Do cardio that improves fitness
Ms. Trotter agrees that daily cardio is one strategy to looking and feeling good, but Ms. Reisman's steady state cardio undermines her goal. "If she's doing 60 minutes of cardio a day, she's probably doing fairly low intensity because unless she's an athlete she's not working at nine out of 10 in that hour, and if she's always doing the same thing, she's not getting the maximum benefit," Ms. Trotter says.
"On days Rose strength trains, I suggest she bring the cardio down to 30 minutes, but do intervals: repeat two minutes intense effort with two minutes of easy effort, so she's getting a different type of cardio that improves her fitness by challenging her lungs and heart to work harder; then do 45 minutes of weights, which is good for preventing osteoporosis."
Pump up bone health
As to strength training, Ms. Trotter recommends that Ms.
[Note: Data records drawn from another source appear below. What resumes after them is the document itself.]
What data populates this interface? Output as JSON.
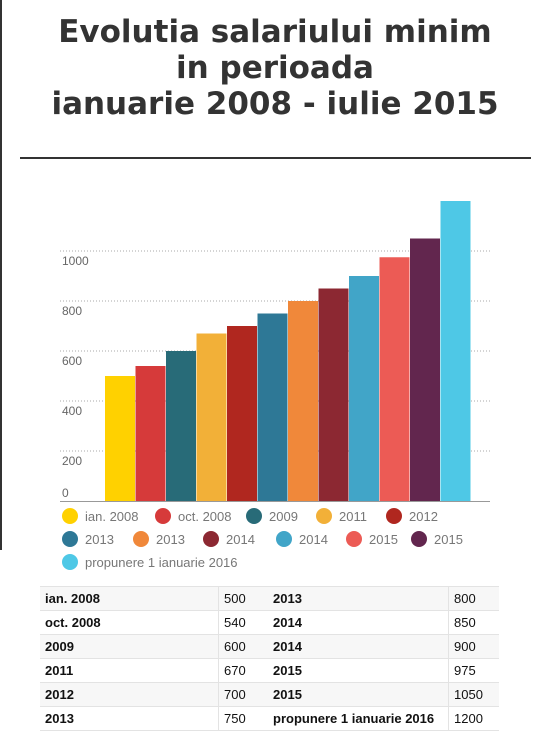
{
  "title": {
    "line1": "Evolutia salariului minim",
    "line2": "in perioada",
    "line3": "ianuarie 2008 - iulie 2015"
  },
  "chart_data": {
    "type": "bar",
    "categories": [
      "ian. 2008",
      "oct. 2008",
      "2009",
      "2011",
      "2012",
      "2013",
      "2013",
      "2014",
      "2014",
      "2015",
      "2015",
      "propunere 1 ianuarie 2016"
    ],
    "values": [
      500,
      540,
      600,
      670,
      700,
      750,
      800,
      850,
      900,
      975,
      1050,
      1200
    ],
    "colors": [
      "#ffd100",
      "#d63a3a",
      "#286b78",
      "#f2b038",
      "#b0271f",
      "#2e7896",
      "#f0883a",
      "#8c2832",
      "#41a5c8",
      "#ec5b55",
      "#62264e",
      "#4ec8e6"
    ],
    "y_ticks": [
      0,
      200,
      400,
      600,
      800,
      1000
    ],
    "y_tick_labels": [
      "0",
      "200",
      "400",
      "600",
      "800",
      "1000"
    ],
    "ylim": [
      0,
      1200
    ],
    "grid": true,
    "grid_style": "dotted",
    "legend_position": "bottom"
  },
  "table": {
    "left": [
      {
        "label": "ian. 2008",
        "value": "500"
      },
      {
        "label": "oct. 2008",
        "value": "540"
      },
      {
        "label": "2009",
        "value": "600"
      },
      {
        "label": "2011",
        "value": "670"
      },
      {
        "label": "2012",
        "value": "700"
      },
      {
        "label": "2013",
        "value": "750"
      }
    ],
    "right": [
      {
        "label": "2013",
        "value": "800"
      },
      {
        "label": "2014",
        "value": "850"
      },
      {
        "label": "2014",
        "value": "900"
      },
      {
        "label": "2015",
        "value": "975"
      },
      {
        "label": "2015",
        "value": "1050"
      },
      {
        "label": "propunere 1 ianuarie 2016",
        "value": "1200"
      }
    ]
  }
}
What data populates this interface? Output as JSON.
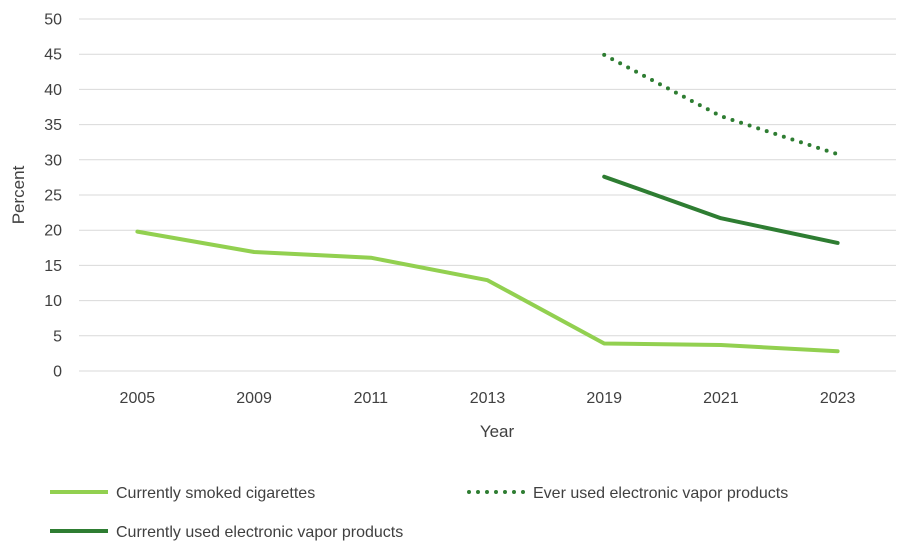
{
  "chart_data": {
    "type": "line",
    "categories": [
      "2005",
      "2009",
      "2011",
      "2013",
      "2019",
      "2021",
      "2023"
    ],
    "series": [
      {
        "name": "Currently smoked cigarettes",
        "values": [
          19.8,
          16.9,
          16.1,
          12.9,
          3.9,
          3.7,
          2.8
        ],
        "color": "#92d050",
        "dash": "solid"
      },
      {
        "name": "Ever used electronic vapor products",
        "values": [
          null,
          null,
          null,
          null,
          44.9,
          36.2,
          30.8
        ],
        "color": "#2e7d32",
        "dash": "dotted"
      },
      {
        "name": "Currently used electronic vapor products",
        "values": [
          null,
          null,
          null,
          null,
          27.6,
          21.7,
          18.2
        ],
        "color": "#2e7d32",
        "dash": "solid"
      }
    ],
    "title": "",
    "xlabel": "Year",
    "ylabel": "Percent",
    "ylim": [
      0,
      50
    ],
    "yticks": [
      "0",
      "5",
      "10",
      "15",
      "20",
      "25",
      "30",
      "35",
      "40",
      "45",
      "50"
    ],
    "grid": true,
    "legend_position": "bottom"
  }
}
Reisman add core and back exercises, important for posture. "For every set of push-ups, Rose should do two back exercises; for example, she can do rows and lat pull-downs; and she can wake up her deep abdominal muscles with foam roller hip folds and pelvic tucks; and then once her transverse abdominis are awake, she can switch to plank and side planks," Ms. Trotter adds.
By following this advice, Ms. Reisman will continue to benefit from increases in her muscle tissue, fat loss and health well into her senior years, and then her children's children will have to keep up with grandma.